In my opinion, the truth lies outside of this whole matrix. There is no arguing that higher education in India is of very poor quality. It is not just limited to the high-profile fields of engineering, management and medicine but also to commerce, liberal arts and the entire post-graduate system across the board. Our higher education system is under-funded with poor quality of faculty and infrastructure. It is not just about the number of seats but about their quality. Five years ago, when a slew of new IITs and IIMs were established, they came with very grand promises of sprinting to the lead in the IIT/IIM system. Today, that seems like a crude joke: none of the new IITs has a permanent campus, most of them have failed to attract experienced faculty and depend largely on assistant professors, many of whom just recently earned their PhDs. And why just point to the new ones? The research in the entire IIT system is of poor quality internationally and the PG and PhD programs are archaic, with students being hopelessly beholden to faculty politics. Creating more such institutions will only increase the scale of the problem.

And even more importantly, does India need so many engineers? Indian industry is primarily services-based, a sector that employs extremely high-skilled workers mainly in the field of IT. Most engineers, irrespective of of which area of engineering they major in, are absorbed into this sector after about a year's 'training' after they graduate. Even engineers from the IITs are not immune from this. Effectively, this practice nullifies any undergraduate education, irrespective of its quality, and replaces it with a year's training. In fact, the biggest complaint of IT companies remains that their employees lack soft skills of the kind a liberal arts program inculcates. It follows then that India actually needs more liberal arts colleges that also teach some maths lessons. What then is the need for more IITs and IIMs? For all the talk of investing $1 trillion in infrastructure this decade, the last ten years has ended with shrinking of manufacturing and construction while services continues to expand.

However, the problem with the IITs is not limited to the external climate they exist in. The rot lies as much within: cheap, subsidized education has been taken for granted and the parallel and alternate system of MCM Scholarships is ridden with fraud committed on the part of students and their parents themselves. Among a vast majority of undergraduates at the IITs is a false sense of entitlement: that they do not need to work to move upward in life, that the mere act of clearing the JEE makes them perpetually superior and unanswerable. Within the IITs, undergraduates are known to be extremely intelligent but lazy, stubborn, short-sighted and dishonest. And at the end of all this, the very best of them either leave the country for greener pastures or become managers, completely negating whatever technical skills they learned (and learned cheap, at that). When IITians protest against the so-called dilution of the brand, they are actually pointing three fingers at themselves. The IIT brand was created decades ago by engineers who really contributed to the growth of the nation through technical excellence - the people who built our dams, our highways and our cities.
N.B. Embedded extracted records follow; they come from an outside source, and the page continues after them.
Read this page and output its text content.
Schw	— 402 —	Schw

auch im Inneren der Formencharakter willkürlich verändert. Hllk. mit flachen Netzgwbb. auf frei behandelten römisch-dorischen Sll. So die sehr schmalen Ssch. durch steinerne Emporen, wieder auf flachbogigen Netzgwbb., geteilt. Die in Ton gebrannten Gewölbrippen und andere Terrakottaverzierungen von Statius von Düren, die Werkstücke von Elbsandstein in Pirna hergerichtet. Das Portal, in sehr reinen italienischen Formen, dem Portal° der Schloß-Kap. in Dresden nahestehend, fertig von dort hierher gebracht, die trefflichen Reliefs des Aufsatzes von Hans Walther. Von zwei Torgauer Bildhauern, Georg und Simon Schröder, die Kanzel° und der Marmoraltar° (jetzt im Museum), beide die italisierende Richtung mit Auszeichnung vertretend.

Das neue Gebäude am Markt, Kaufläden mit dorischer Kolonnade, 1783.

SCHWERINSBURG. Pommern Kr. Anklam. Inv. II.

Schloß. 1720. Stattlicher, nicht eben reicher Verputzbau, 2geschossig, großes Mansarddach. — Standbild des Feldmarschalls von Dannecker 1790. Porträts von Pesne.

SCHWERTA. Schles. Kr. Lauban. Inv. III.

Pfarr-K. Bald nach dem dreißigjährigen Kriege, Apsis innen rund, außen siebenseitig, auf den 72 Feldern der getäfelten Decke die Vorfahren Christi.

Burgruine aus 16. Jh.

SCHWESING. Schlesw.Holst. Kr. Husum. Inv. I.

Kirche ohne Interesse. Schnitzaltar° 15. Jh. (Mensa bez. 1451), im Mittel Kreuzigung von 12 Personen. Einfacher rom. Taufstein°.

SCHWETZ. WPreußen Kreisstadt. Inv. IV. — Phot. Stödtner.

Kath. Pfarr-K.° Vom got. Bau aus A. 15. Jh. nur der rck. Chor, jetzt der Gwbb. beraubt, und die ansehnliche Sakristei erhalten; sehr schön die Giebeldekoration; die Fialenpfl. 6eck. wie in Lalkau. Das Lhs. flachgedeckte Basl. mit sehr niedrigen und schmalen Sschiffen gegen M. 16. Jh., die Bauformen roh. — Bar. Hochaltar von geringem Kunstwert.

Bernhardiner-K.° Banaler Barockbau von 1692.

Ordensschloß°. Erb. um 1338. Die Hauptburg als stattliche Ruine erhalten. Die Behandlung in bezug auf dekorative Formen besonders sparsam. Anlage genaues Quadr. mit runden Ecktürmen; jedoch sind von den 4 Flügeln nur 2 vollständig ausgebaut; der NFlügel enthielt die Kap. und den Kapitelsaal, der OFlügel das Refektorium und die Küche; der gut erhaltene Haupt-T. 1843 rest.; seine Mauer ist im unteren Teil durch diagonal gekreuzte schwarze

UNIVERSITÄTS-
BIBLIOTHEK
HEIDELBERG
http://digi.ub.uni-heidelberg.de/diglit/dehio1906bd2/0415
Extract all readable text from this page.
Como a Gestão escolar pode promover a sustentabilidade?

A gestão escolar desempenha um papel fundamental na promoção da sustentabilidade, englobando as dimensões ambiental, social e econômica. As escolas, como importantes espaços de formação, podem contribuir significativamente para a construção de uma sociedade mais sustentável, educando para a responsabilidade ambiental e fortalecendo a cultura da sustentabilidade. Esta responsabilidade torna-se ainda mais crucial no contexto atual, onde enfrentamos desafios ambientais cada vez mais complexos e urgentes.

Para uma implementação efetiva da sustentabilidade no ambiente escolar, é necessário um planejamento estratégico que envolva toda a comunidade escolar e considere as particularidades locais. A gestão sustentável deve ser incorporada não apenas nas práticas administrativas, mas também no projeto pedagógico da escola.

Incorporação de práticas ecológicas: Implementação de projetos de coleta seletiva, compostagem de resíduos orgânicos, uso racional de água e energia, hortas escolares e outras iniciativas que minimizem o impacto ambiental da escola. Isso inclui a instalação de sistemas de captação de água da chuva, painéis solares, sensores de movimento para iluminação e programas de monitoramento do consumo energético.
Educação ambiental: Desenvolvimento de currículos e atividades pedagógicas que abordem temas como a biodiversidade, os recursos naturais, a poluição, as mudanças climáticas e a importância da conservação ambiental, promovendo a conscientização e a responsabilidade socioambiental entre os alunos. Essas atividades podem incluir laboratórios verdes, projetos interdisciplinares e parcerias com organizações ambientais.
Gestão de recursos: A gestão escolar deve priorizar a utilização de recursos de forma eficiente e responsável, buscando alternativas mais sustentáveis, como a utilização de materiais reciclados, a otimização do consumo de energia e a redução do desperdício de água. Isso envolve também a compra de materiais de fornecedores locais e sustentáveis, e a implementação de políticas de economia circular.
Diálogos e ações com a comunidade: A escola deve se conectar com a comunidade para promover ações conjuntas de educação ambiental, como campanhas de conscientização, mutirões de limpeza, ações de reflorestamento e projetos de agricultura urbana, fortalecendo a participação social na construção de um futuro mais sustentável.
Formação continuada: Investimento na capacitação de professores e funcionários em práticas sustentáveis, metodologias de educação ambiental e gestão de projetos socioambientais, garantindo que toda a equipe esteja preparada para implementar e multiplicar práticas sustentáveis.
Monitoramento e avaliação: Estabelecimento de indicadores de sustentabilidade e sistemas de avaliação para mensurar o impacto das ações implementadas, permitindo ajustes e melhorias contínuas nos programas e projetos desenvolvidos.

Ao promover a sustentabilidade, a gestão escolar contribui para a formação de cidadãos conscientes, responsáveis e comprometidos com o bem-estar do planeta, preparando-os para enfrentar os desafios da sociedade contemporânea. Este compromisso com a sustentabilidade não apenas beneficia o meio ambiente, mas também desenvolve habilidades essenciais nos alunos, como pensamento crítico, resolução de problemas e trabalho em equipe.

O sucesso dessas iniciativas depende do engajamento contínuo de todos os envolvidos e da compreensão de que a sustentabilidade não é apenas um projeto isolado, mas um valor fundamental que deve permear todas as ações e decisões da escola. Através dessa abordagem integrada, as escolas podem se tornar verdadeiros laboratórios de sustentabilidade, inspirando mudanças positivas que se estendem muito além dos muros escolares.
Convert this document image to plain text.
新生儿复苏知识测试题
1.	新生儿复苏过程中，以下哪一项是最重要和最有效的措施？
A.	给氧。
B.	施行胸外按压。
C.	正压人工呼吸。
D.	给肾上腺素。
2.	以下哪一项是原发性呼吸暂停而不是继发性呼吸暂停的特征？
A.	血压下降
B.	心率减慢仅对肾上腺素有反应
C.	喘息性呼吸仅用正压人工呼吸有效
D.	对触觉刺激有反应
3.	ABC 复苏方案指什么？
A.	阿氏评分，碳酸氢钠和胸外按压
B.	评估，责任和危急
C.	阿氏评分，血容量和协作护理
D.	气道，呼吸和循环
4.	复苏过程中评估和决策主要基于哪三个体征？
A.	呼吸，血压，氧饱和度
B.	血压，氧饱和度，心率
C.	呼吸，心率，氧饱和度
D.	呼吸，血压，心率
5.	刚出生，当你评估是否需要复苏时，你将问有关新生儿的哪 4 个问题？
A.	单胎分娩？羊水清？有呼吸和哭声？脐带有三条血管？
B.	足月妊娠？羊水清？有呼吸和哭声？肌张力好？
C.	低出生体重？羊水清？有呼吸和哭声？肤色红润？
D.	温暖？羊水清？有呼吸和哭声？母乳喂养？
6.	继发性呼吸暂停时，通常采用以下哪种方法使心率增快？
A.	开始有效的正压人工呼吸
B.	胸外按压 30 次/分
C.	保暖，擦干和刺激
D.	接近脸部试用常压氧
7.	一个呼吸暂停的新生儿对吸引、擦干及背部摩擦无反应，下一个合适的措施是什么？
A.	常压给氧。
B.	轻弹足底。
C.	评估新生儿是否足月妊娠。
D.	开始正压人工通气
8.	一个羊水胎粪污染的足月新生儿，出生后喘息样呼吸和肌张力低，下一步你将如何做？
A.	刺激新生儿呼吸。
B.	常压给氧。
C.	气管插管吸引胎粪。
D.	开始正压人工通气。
The IITians of today have a very insignificant role to play in nation-building (at least the Indian nation) and those in engineering outside of computer science will know that being an IITian is not a guarantee of technical competence anymore.

Therefore, the entire storm being created over Smriti Irani's move to create new IITs seems silly. The IITs themselves are in a state of decline and it is not because of new, sub-standard ones being created but because the entire system of technical education is becoming a farce because of students who have taken it for granted, while research was already a farce for the most part for a variety of reasons. Creating new IITs will not solve the fact that there are very few 'engineering' jobs in India that actually need a four-year engineering degree. Whether you create more IITs or none at all, these problems will continue and the only difference will be in terms of scale.

But in all this, there is one truth that comes out - in a large country like India, a highly exclusive, privileged, taxpayer-subsidized system cannot continue forever. Those opposing creation of new IITs/IIMs on the grounds that there will be more haves than have-nots are entirely out of touch with the needs of the country and even the basic idea of fairness. And those propounding the creation of more IITs/IIMs should also remember that there are only so many expensive institutions like these that you can create - this system makes equity improbable, if not impossible. This silly debate, which will lead to nothing at all, is hiding the bigger and more serious issues that plague Indian higher education.